Critiqué par Jules, le 6 mars 2001 (Bruxelles, Inscrit le 1 décembre 2000, 75 ans)
La note : 10 étoiles
Moyenne des notes : 7 étoiles (basée sur 10 avis)
Cote pondérée : 6 étoiles (12 727ème position).
Discussion(s) : 2 (Voir »)
Visites : 13 554  (depuis Novembre 2007)

Un extraordinaire roman !

Ceci est le premier roman d'Hemingway, celui de la force de l'âge, mais aussi celui du désarroi. L’absurde et la mort hantent cette génération d’écrivains américains, appelée par Gertrude Stein (l’amie parisienne d’Hemingway) " la génération perdue ".
Selon moi, " Le soleil se lève aussi " est également un de ses meilleurs romans, un des plus complexes. C'est ici qu’il développe le plus son art du " non-dit ". Mais venons-en à l’histoire.

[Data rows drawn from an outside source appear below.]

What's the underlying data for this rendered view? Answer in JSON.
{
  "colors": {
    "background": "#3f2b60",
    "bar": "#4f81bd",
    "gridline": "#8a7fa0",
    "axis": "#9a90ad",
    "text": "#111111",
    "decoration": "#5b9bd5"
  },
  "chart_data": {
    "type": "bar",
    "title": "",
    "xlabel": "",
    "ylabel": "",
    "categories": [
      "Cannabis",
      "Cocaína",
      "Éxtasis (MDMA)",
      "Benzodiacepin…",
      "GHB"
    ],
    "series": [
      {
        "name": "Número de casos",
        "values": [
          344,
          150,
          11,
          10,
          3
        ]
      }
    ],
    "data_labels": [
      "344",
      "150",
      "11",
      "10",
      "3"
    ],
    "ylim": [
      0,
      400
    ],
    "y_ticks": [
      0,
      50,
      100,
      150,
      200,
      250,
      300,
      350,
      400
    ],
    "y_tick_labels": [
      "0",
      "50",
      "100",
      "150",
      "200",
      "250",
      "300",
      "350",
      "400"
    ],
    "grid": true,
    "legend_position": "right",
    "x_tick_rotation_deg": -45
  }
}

Jake est américain et travaille comme journaliste à Paris. Il y fait la connaissance de Robert Cohn, américain comme lui, fils d’une grande famille juive de New York. Dès les premières pages, Jake décrit Robert Cohn comme un homme sans grande personnalité, sans traits particuliers. Cohn s'impose à Jake qui ne veut pas faire ce qu'il faut pour s’en débarrasser. Nous apprenons assez vite que Jake a fait la première guerre mondiale et qu’il en est sorti avec un " accident " Cet " accident " fait qu'il est devenu impuissant. Il nous apprend cela comme s’il parlait d'une chose sans grande importance.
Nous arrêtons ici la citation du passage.